Document use of Mistral
borisdayma opened this issue · comments
It looks like you already support Mistral, though maybe missing sliding window attention.
Would be great to:
- add a section about it in https://github.com/google/maxtext#supported-open-models
- how to do inference (similar to gemma set-up instructions + use of
decode.py
) - share the converted weights or add a conversion script
Looks like this is actually available: https://github.com/google/maxtext/blob/main/end_to_end/test_mistral.sh
The only thing I had to do was replace tokenizer.mistral
with tokenizer.model
(is it a typo or did you rename it in your bucket?).
Also I chose to convert the bfloat16
weights to float32
instead of float16
which I think could bring some imprecision.
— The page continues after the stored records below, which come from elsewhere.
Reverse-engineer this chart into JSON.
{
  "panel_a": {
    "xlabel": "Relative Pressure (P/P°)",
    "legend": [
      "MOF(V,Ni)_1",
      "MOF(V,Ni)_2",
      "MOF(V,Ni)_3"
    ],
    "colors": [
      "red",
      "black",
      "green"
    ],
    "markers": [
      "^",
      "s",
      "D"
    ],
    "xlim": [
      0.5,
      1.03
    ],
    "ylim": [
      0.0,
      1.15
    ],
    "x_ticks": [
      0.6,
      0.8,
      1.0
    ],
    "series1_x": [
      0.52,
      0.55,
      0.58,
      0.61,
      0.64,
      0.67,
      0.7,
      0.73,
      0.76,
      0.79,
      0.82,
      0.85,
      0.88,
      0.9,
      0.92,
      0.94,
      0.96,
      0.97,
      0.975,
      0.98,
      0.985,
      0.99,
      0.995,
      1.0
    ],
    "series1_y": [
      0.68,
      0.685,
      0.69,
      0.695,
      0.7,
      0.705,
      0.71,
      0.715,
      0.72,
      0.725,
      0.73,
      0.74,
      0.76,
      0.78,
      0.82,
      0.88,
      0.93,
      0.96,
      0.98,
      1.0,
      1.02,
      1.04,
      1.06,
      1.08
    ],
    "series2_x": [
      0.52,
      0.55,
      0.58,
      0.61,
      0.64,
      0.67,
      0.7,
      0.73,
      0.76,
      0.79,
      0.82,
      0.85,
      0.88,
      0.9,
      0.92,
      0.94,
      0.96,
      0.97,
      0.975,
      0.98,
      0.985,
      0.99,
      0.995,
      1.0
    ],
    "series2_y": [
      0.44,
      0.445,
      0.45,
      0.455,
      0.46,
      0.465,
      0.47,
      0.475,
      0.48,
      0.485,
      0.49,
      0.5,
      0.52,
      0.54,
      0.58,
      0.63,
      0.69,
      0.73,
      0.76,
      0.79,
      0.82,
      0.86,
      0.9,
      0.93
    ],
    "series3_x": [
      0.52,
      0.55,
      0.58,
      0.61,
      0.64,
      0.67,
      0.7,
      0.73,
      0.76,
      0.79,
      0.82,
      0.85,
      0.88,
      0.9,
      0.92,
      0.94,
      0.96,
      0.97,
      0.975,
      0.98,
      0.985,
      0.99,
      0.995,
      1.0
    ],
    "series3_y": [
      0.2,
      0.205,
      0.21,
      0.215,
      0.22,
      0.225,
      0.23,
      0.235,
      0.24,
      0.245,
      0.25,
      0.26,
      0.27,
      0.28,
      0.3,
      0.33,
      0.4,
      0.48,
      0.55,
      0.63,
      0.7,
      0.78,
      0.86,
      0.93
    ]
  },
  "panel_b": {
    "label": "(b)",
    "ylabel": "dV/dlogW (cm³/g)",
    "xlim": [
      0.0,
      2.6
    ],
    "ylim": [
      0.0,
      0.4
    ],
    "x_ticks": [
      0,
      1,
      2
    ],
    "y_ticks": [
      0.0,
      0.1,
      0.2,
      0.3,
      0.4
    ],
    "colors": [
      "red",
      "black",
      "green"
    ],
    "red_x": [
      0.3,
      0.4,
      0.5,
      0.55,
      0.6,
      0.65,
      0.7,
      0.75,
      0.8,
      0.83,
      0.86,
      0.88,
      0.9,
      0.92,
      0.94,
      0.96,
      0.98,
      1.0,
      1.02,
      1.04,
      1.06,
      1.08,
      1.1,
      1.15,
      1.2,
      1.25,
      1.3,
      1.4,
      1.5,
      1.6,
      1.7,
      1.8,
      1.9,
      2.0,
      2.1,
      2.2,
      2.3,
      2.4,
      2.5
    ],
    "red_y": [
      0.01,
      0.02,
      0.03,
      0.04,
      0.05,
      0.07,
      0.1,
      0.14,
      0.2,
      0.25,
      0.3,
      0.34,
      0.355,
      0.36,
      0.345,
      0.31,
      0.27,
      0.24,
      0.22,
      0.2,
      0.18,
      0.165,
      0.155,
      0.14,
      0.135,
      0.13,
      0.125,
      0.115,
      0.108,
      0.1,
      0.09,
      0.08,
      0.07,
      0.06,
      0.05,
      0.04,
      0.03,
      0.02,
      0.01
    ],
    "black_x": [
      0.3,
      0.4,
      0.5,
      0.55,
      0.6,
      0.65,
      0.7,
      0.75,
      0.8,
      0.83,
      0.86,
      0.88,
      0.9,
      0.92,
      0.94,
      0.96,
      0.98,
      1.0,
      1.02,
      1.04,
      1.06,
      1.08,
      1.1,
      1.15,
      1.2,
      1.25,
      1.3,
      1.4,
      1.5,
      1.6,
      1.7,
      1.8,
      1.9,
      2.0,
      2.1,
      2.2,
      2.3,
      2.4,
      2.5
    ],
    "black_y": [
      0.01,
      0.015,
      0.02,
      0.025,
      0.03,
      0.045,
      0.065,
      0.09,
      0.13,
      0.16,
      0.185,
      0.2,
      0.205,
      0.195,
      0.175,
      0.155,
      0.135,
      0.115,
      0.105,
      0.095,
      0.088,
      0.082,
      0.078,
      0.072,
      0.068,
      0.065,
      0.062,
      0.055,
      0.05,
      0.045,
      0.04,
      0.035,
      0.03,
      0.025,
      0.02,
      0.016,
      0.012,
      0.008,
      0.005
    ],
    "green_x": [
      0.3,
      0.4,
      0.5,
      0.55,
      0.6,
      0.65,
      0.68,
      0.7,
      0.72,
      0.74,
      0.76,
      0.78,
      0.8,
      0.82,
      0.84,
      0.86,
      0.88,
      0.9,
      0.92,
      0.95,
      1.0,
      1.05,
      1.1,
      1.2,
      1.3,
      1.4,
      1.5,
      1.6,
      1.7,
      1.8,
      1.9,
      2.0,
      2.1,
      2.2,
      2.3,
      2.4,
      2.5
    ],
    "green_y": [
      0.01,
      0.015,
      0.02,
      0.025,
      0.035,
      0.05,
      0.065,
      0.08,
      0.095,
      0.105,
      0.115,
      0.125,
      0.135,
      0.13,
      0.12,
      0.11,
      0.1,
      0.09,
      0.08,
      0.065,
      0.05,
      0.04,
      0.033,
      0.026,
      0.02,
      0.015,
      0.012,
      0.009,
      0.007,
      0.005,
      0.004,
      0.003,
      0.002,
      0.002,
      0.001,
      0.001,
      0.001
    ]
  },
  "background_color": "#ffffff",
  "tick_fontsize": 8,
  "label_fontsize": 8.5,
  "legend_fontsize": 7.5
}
Can I ask what kind of TPU are you using for the test, @borisdayma? I do have available a v4-32 that I'd like to use to do continue pre-training on Llama2/Mistral 7B, but other frameworks seem sub-optimal so far to me.
It should work on a v3-8.
You can also try the decode.py
function but for me it worked on the 7b models (gemma or mistral).
Amazing @borisdayma! We don't actually official support Mistral (we do support Llama and Gemma) but we're thrilled things are working for you!
Yeah your inference test of mistral is correct. I compared with transformers
output and was getting the same.
I'm closing this issue because Mistral seems to already work well after further testing.